It becomes essential for paid workers who changed employment within the fiscal year (April 1, 2023–March 31, 2024) to provide Form 12B to their new employer.
On the calendar of every taxpayer, March 31 is a significant occasion as the fiscal year 2023–24 comes to an end. This deadline represents a rush of important work that needs to be finished before the clock strikes midnight, therefore it's more significant than just the conclusion of a fiscal quarter.

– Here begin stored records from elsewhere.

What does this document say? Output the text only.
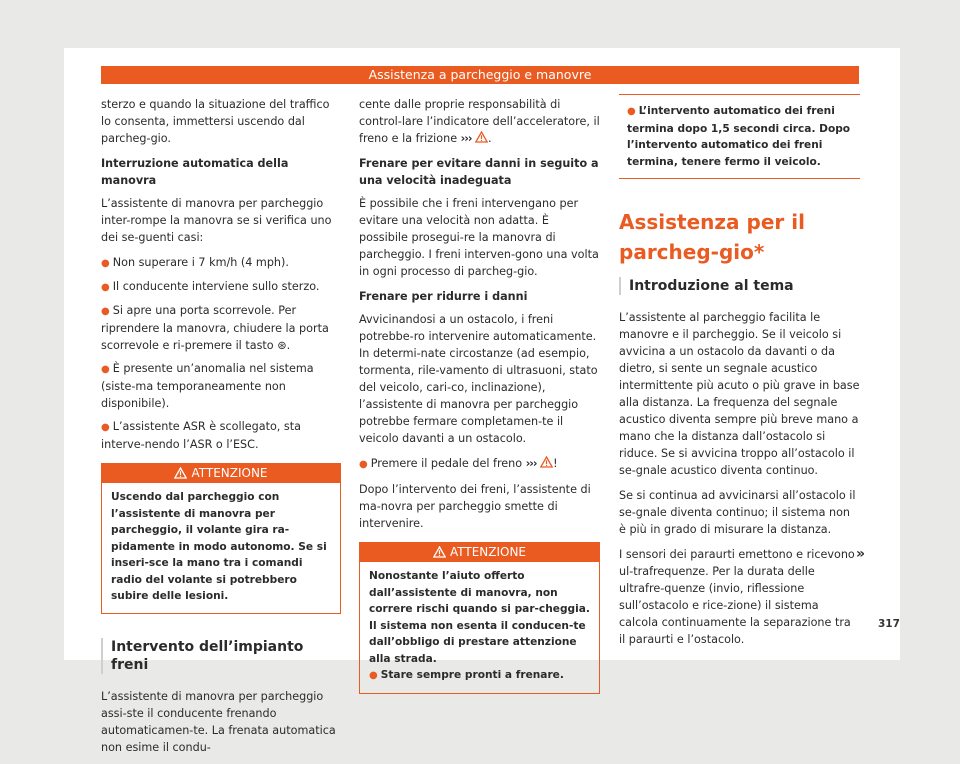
Assistenza a parcheggio e manovre

sterzo e quando la situazione del traffico lo consenta, immettersi uscendo dal parcheg-gio.

Interruzione automatica della manovra

L’assistente di manovra per parcheggio inter-rompe la manovra se si verifica uno dei se-guenti casi:

● Non superare i 7 km/h (4 mph).

● Il conducente interviene sullo sterzo.

● Si apre una porta scorrevole. Per riprendere la manovra, chiudere la porta scorrevole e ri-premere il tasto ⊛.

● È presente un’anomalia nel sistema (siste-ma temporaneamente non disponibile).

● L’assistente ASR è scollegato, sta interve-nendo l’ASR o l’ESC.

ATTENZIONE

Uscendo dal parcheggio con l’assistente di manovra per parcheggio, il volante gira ra-pidamente in modo autonomo. Se si inseri-sce la mano tra i comandi radio del volante si potrebbero subire delle lesioni.

Intervento dell’impianto freni

L’assistente di manovra per parcheggio assi-ste il conducente frenando automaticamen-te. La frenata automatica non esime il condu-

cente dalle proprie responsabilità di control-lare l’indicatore dell’acceleratore, il freno e la frizione ››› .

Frenare per evitare danni in seguito a una velocità inadeguata

È possibile che i freni intervengano per evitare una velocità non adatta. È possibile prosegui-re la manovra di parcheggio. I freni interven-gono una volta in ogni processo di parcheg-gio.

Frenare per ridurre i danni

Avvicinandosi a un ostacolo, i freni potrebbe-ro intervenire automaticamente. In determi-nate circostanze (ad esempio, tormenta, rile-vamento di ultrasuoni, stato del veicolo, cari-co, inclinazione), l’assistente di manovra per parcheggio potrebbe fermare completamen-te il veicolo davanti a un ostacolo.

● Premere il pedale del freno ››› !

Dopo l’intervento dei freni, l’assistente di ma-novra per parcheggio smette di intervenire.

ATTENZIONE

Nonostante l’aiuto offerto dall’assistente di manovra, non correre rischi quando si par-cheggia. Il sistema non esenta il conducen-te dall’obbligo di prestare attenzione alla strada.

● Stare sempre pronti a frenare.

● L’intervento automatico dei freni termina dopo 1,5 secondi circa. Dopo l’intervento automatico dei freni termina, tenere fermo il veicolo.

Assistenza per il parcheg-gio*
Introduzione al tema

L’assistente al parcheggio facilita le manovre e il parcheggio. Se il veicolo si avvicina a un ostacolo da davanti o da dietro, si sente un segnale acustico intermittente più acuto o più grave in base alla distanza. La frequenza del segnale acustico diventa sempre più breve mano a mano che la distanza dall’ostacolo si riduce. Se si avvicina troppo all’ostacolo il se-gnale acustico diventa continuo.

Se si continua ad avvicinarsi all’ostacolo il se-gnale diventa continuo; il sistema non è più in grado di misurare la distanza.

I sensori dei paraurti emettono e ricevono ul-trafrequenze. Per la durata delle ultrafre-quenze (invio, riflessione sull’ostacolo e rice-zione) il sistema calcola continuamente la separazione tra il paraurti e l’ostacolo.

»
317
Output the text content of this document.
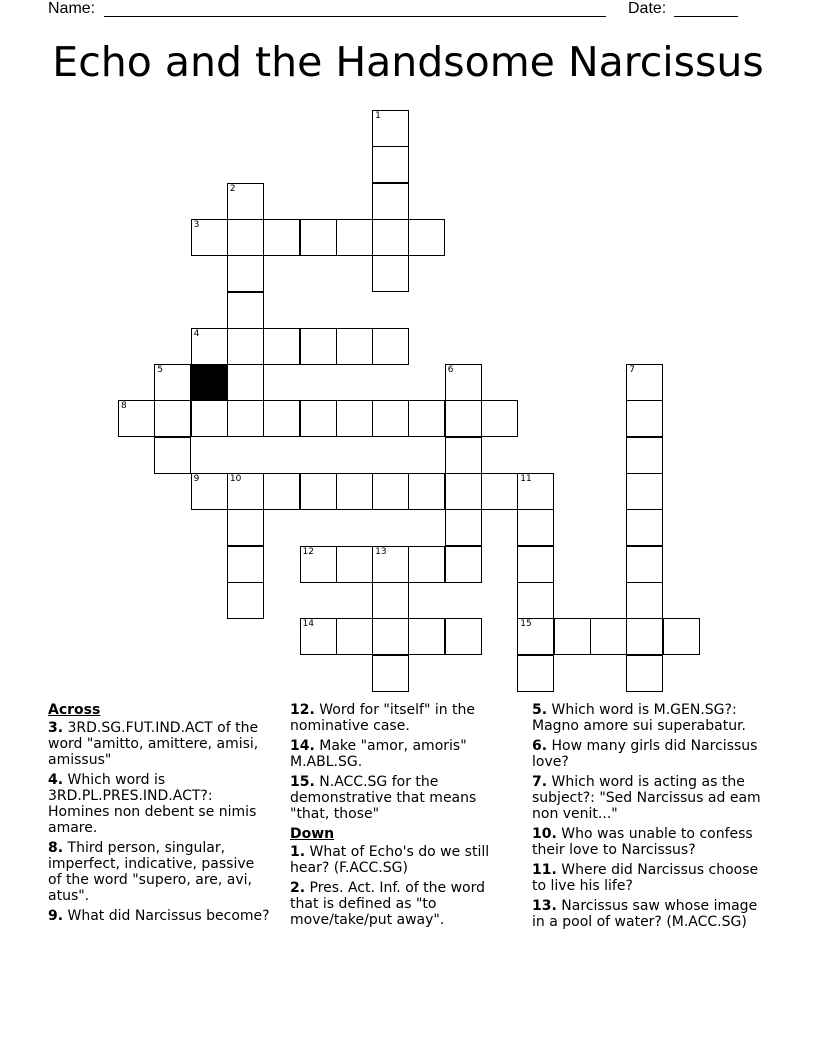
Name:	Date:
Echo and the Handsome Narcissus
1
2
3
4
5	6	7
8
9	10	11
12	13
14	15
Across
3. 3RD.SG.FUT.IND.ACT of the word "amitto, amittere, amisi, amissus"
4. Which word is 3RD.PL.PRES.IND.ACT?: Homines non debent se nimis amare.
8. Third person, singular, imperfect, indicative, passive of the word "supero, are, avi, atus".
9. What did Narcissus become?
12. Word for "itself" in the nominative case.
14. Make "amor, amoris" M.ABL.SG.
15. N.ACC.SG for the demonstrative that means "that, those"
Down
1. What of Echo's do we still hear? (F.ACC.SG)
2. Pres. Act. Inf. of the word that is defined as "to move/take/put away".
5. Which word is M.GEN.SG?: Magno amore sui superabatur.
6. How many girls did Narcissus love?
7. Which word is acting as the subject?: "Sed Narcissus ad eam non venit..."
10. Who was unable to confess their love to Narcissus?
11. Where did Narcissus choose to live his life?
13. Narcissus saw whose image in a pool of water? (M.ACC.SG)
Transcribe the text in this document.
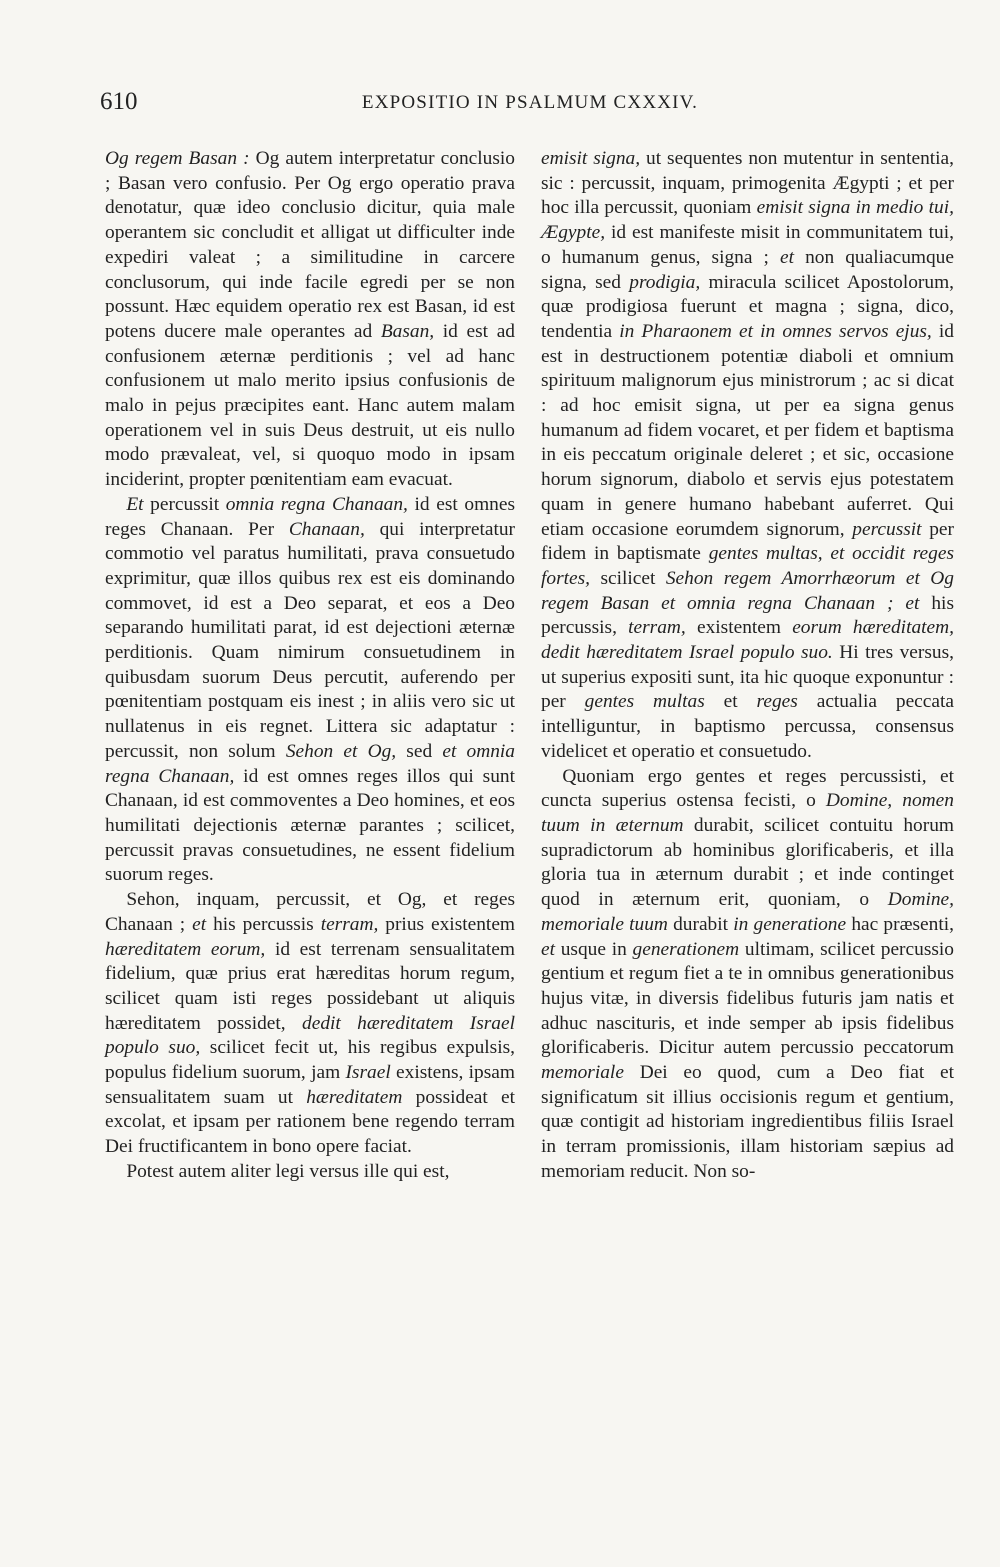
610	EXPOSITIO IN PSALMUM CXXXIV.

Og regem Basan : Og autem interpretatur conclusio ; Basan vero confusio. Per Og ergo operatio prava denotatur, quæ ideo conclusio dicitur, quia male operantem sic concludit et alligat ut difficulter inde expediri valeat ; a similitudine in carcere conclusorum, qui inde facile egredi per se non possunt. Hæc equidem operatio rex est Basan, id est potens ducere male operantes ad Basan, id est ad confusionem æternæ perditionis ; vel ad hanc confusionem ut malo merito ipsius confusionis de malo in pejus præcipites eant. Hanc autem malam operationem vel in suis Deus destruit, ut eis nullo modo prævaleat, vel, si quoquo modo in ipsam inciderint, propter pœnitentiam eam evacuat.

Et percussit omnia regna Chanaan, id est omnes reges Chanaan. Per Chanaan, qui interpretatur commotio vel paratus humilitati, prava consuetudo exprimitur, quæ illos quibus rex est eis dominando commovet, id est a Deo separat, et eos a Deo separando humilitati parat, id est dejectioni æternæ perditionis. Quam nimirum consuetudinem in quibusdam suorum Deus percutit, auferendo per pœnitentiam postquam eis inest ; in aliis vero sic ut nullatenus in eis regnet. Littera sic adaptatur : percussit, non solum Sehon et Og, sed et omnia regna Chanaan, id est omnes reges illos qui sunt Chanaan, id est commoventes a Deo homines, et eos humilitati dejectionis æternæ parantes ; scilicet, percussit pravas consuetudines, ne essent fidelium suorum reges.

Sehon, inquam, percussit, et Og, et reges Chanaan ; et his percussis terram, prius existentem hæreditatem eorum, id est terrenam sensualitatem fidelium, quæ prius erat hæreditas horum regum, scilicet quam isti reges possidebant ut aliquis hæreditatem possidet, dedit hæreditatem Israel populo suo, scilicet fecit ut, his regibus expulsis, populus fidelium suorum, jam Israel existens, ipsam sensualitatem suam ut hæreditatem possideat et excolat, et ipsam per rationem bene regendo terram Dei fructificantem in bono opere faciat.

Potest autem aliter legi versus ille qui est,

emisit signa, ut sequentes non mutentur in sententia, sic : percussit, inquam, primogenita Ægypti ; et per hoc illa percussit, quoniam emisit signa in medio tui, Ægypte, id est manifeste misit in communitatem tui, o humanum genus, signa ; et non qualiacumque signa, sed prodigia, miracula scilicet Apostolorum, quæ prodigiosa fuerunt et magna ; signa, dico, tendentia in Pharaonem et in omnes servos ejus, id est in destructionem potentiæ diaboli et omnium spirituum malignorum ejus ministrorum ; ac si dicat : ad hoc emisit signa, ut per ea signa genus humanum ad fidem vocaret, et per fidem et baptisma in eis peccatum originale deleret ; et sic, occasione horum signorum, diabolo et servis ejus potestatem quam in genere humano habebant auferret. Qui etiam occasione eorumdem signorum, percussit per fidem in baptismate gentes multas, et occidit reges fortes, scilicet Sehon regem Amorrhæorum et Og regem Basan et omnia regna Chanaan ; et his percussis, terram, existentem eorum hæreditatem, dedit hæreditatem Israel populo suo. Hi tres versus, ut superius expositi sunt, ita hic quoque exponuntur : per gentes multas et reges actualia peccata intelliguntur, in baptismo percussa, consensus videlicet et operatio et consuetudo.

Quoniam ergo gentes et reges percussisti, et cuncta superius ostensa fecisti, o Domine, nomen tuum in æternum durabit, scilicet contuitu horum supradictorum ab hominibus glorificaberis, et illa gloria tua in æternum durabit ; et inde continget quod in æternum erit, quoniam, o Domine, memoriale tuum durabit in generatione hac præsenti, et usque in generationem ultimam, scilicet percussio gentium et regum fiet a te in omnibus generationibus hujus vitæ, in diversis fidelibus futuris jam natis et adhuc nascituris, et inde semper ab ipsis fidelibus glorificaberis. Dicitur autem percussio peccatorum memoriale Dei eo quod, cum a Deo fiat et significatum sit illius occisionis regum et gentium, quæ contigit ad historiam ingredientibus filiis Israel in terram promissionis, illam historiam sæpius ad memoriam reducit. Non so-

Making investment and tax planning selections is one of these crucial tasks. The deadline for investments to qualify for deductions under Section 80C of the Income-Tax Act, 1961 is March 31 for Indian taxpayers operating under the previous tax system. People rush to optimize their tax benefits before the deadline by making investments in tax-saving fixed deposits and Public Provident Fund (PPF) payments.
Furthermore, March 31 is important for people who might not have remembered to pay their advance taxes by the deadline of March 15. As long as the taxpayer has paid more than 90% of the assessed tax, any tax paid on or before March 31 is considered advance tax and exempts them from the penalty under Section 234B of the Income-Tax Act.
If a taxpayer unintentionally fails to pay the tax in the installment that is due on March 15th, since interest under section 234B of the act will not be applied if the taxpayer has paid more than 90% of the assessed tax, any tax paid on or before March 31st is considered an advance tax. According to the act, if the taxpayer's expected tax due for the financial year is Rs 10,000 or more, they must pay advance tax, according to Yeeshu Sehgal, Head of Tax Market at AKM Global, a tax and consultancy firm.
Additionally, taxpayers have one more chance to file their amended Income-Tax Return (ITR-U) for the Assessment Year 2021–22 (financial year 2020–21) on March 31. This deadline extension enables those who neglected to file their taxes on time to make up for the missing information.
"An individual who was required by tax regulations to file an ITR but failed to do so by the deadline may also file an ITR-U." A tax payment is required at the time of submitting ITR-U, and filing it will prevent you from receiving your tax refund. The additional tax will be 50% of the total amount of taxes and interest that an individual owes at the time the revised return is filed. But in the event that the revised return (ITR-U).
However, the additional tax payable will be 25% of the total amount of tax and interest payable if the updated return (ITR-U) is provided after the deadline for filing a belated or revised return has passed but before the end of the relevant assessment year, according to Sehgal.
Taxpayers are compelled to take action as the clock is ticking down to March 31 in order to ensure compliance with tax laws and financial-planning techniques before the fiscal year ends.